FRANKFURT, GERMANY — A retired school principal is attacked by two young toughs, an awful beating captured on surveillance cameras and aired on television for days in what has become Germany's equivalent of the Rodney King tape.
But in a country that has seen all too many neo-Nazi racist attacks against immigrants over the years, this video turned ethnic violence on its head: It was a young German-born Turk and a Greek attacking a 76-year-old ethnic German who had advised them to stop smoking on the Munich subway.
They threw him to the ground and kicked him, cracking his skull, excoriating him all the while, calling him a "pig" and a "German" with a particularly nasty adjective attached.

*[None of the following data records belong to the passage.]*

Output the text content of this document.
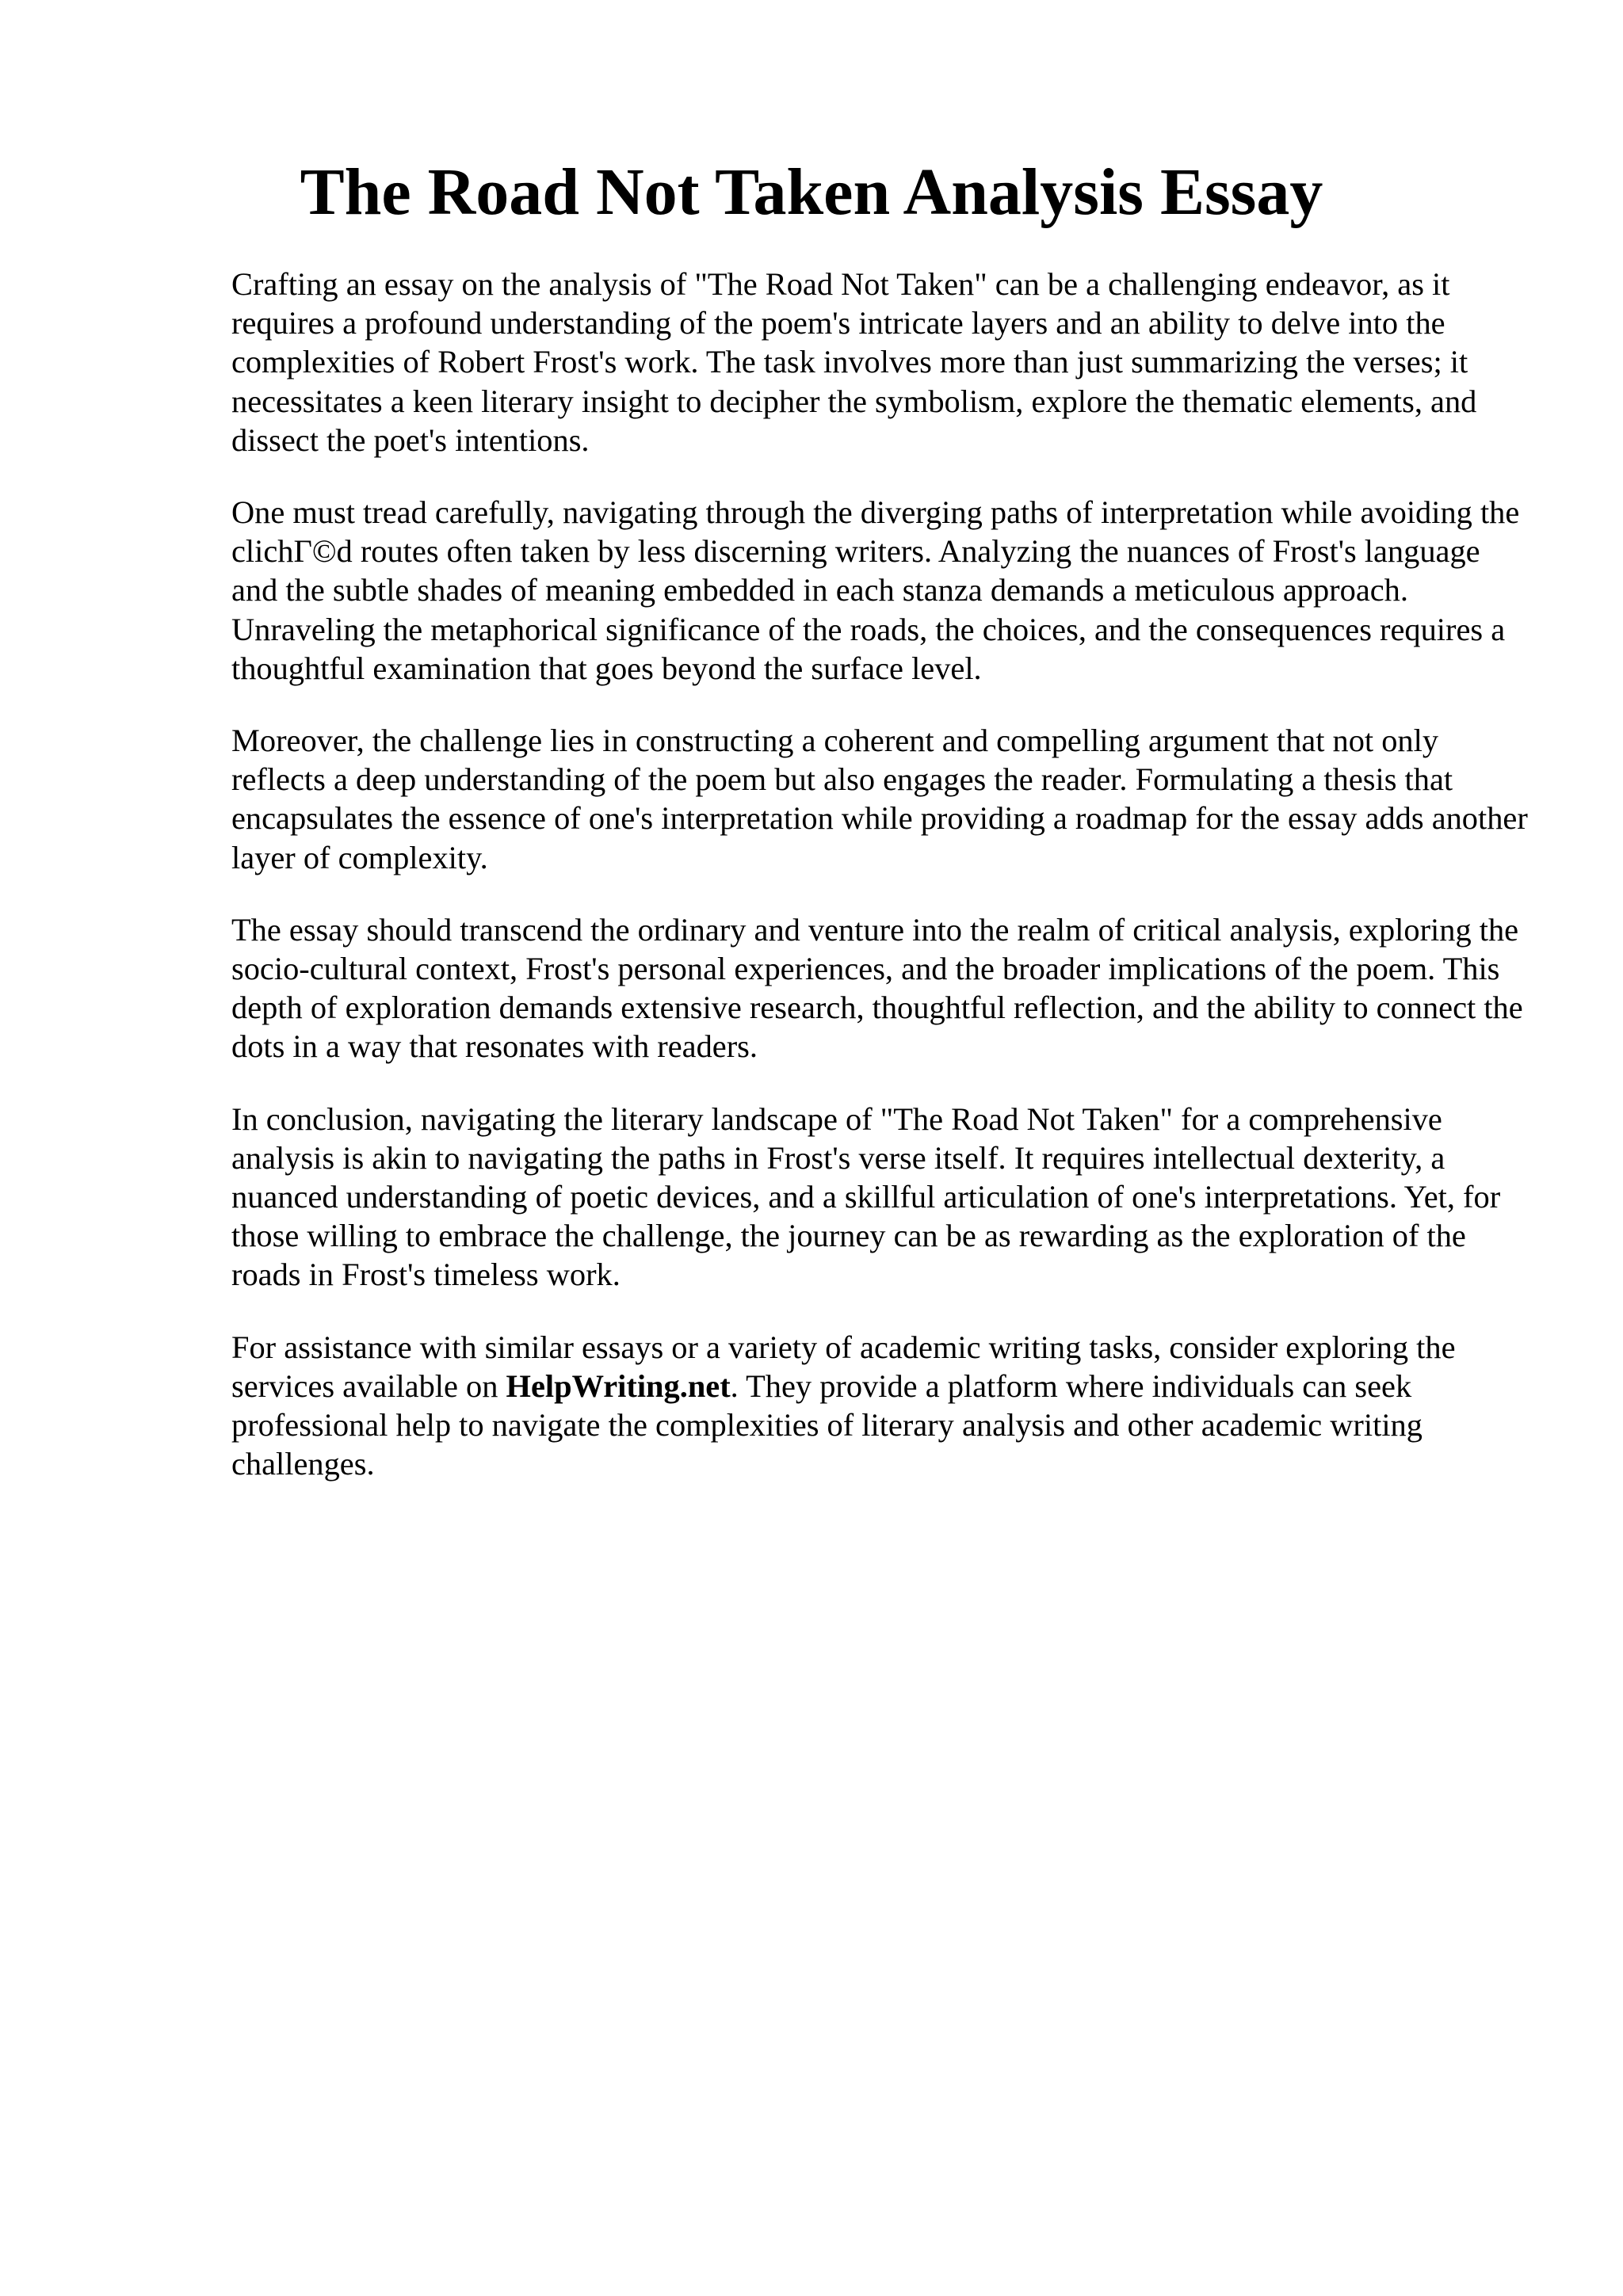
The Road Not Taken Analysis Essay

Crafting an essay on the analysis of "The Road Not Taken" can be a challenging endeavor, as it requires a profound understanding of the poem's intricate layers and an ability to delve into the complexities of Robert Frost's work. The task involves more than just summarizing the verses; it necessitates a keen literary insight to decipher the symbolism, explore the thematic elements, and dissect the poet's intentions.

One must tread carefully, navigating through the diverging paths of interpretation while avoiding the clichΓ©d routes often taken by less discerning writers. Analyzing the nuances of Frost's language and the subtle shades of meaning embedded in each stanza demands a meticulous approach. Unraveling the metaphorical significance of the roads, the choices, and the consequences requires a thoughtful examination that goes beyond the surface level.

Moreover, the challenge lies in constructing a coherent and compelling argument that not only reflects a deep understanding of the poem but also engages the reader. Formulating a thesis that encapsulates the essence of one's interpretation while providing a roadmap for the essay adds another layer of complexity.

The essay should transcend the ordinary and venture into the realm of critical analysis, exploring the socio-cultural context, Frost's personal experiences, and the broader implications of the poem. This depth of exploration demands extensive research, thoughtful reflection, and the ability to connect the dots in a way that resonates with readers.

In conclusion, navigating the literary landscape of "The Road Not Taken" for a comprehensive analysis is akin to navigating the paths in Frost's verse itself. It requires intellectual dexterity, a nuanced understanding of poetic devices, and a skillful articulation of one's interpretations. Yet, for those willing to embrace the challenge, the journey can be as rewarding as the exploration of the roads in Frost's timeless work.

For assistance with similar essays or a variety of academic writing tasks, consider exploring the services available on HelpWriting.net. They provide a platform where individuals can seek professional help to navigate the complexities of literary analysis and other academic writing challenges.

The attack last month transfixed the country, and opened the lid on anti-immigrant tensions that have skulked under the nation's politically correct surface for some time.
Now, the issue of immigrant crime has become the center of elections scheduled for today here in the state of Hesse. Gov. Roland Koch, long seen as an heir apparent to Chancellor Angela Merkel, has played the anti-immigration card with vigor in his bid for reelection, and stirred up a backlash among many voters who see uncomfortable echoes of Germany's Nazi past.
Not far into the campaign, Koch called for deporting non-Germans convicted of serious crimes, even those who may have been born in Germany. He also called for a code of public conduct that would include "German" values such as good manners, punctuality, respect for the elderly and speaking German.
"We have spent too long showing a strange sociological understanding for groups that consciously commit violence as ethnic minorities," he told the mass-circulation Bild Zeitung, which has embraced the issue with gusto.
That stance has bolstered Koch's popularity among the conservative Christian Democratic Union's older followers. But it has turned off many younger Germans deeply uncomfortable with the quasi-racist rhetoric, and has dragged Koch from a substantial lead to running neck-and-neck with his opponent, Andrea Ypsilanti of the left-leaning Social Democratic Party.
Around Frankfurt, many of Koch's campaign posters have had Hitler-like mustaches drawn on.
"It has to do with our history that there is never open debate on this issue. It's still, in a way, the mortgage of national socialism. Roland Koch is expressing what ordinary people think, things they talk about perhaps with friends, but you don't talk about it openly in national discussions," said Juergen Falter, professor of political science at Johannes Gutenberg University in Mainz.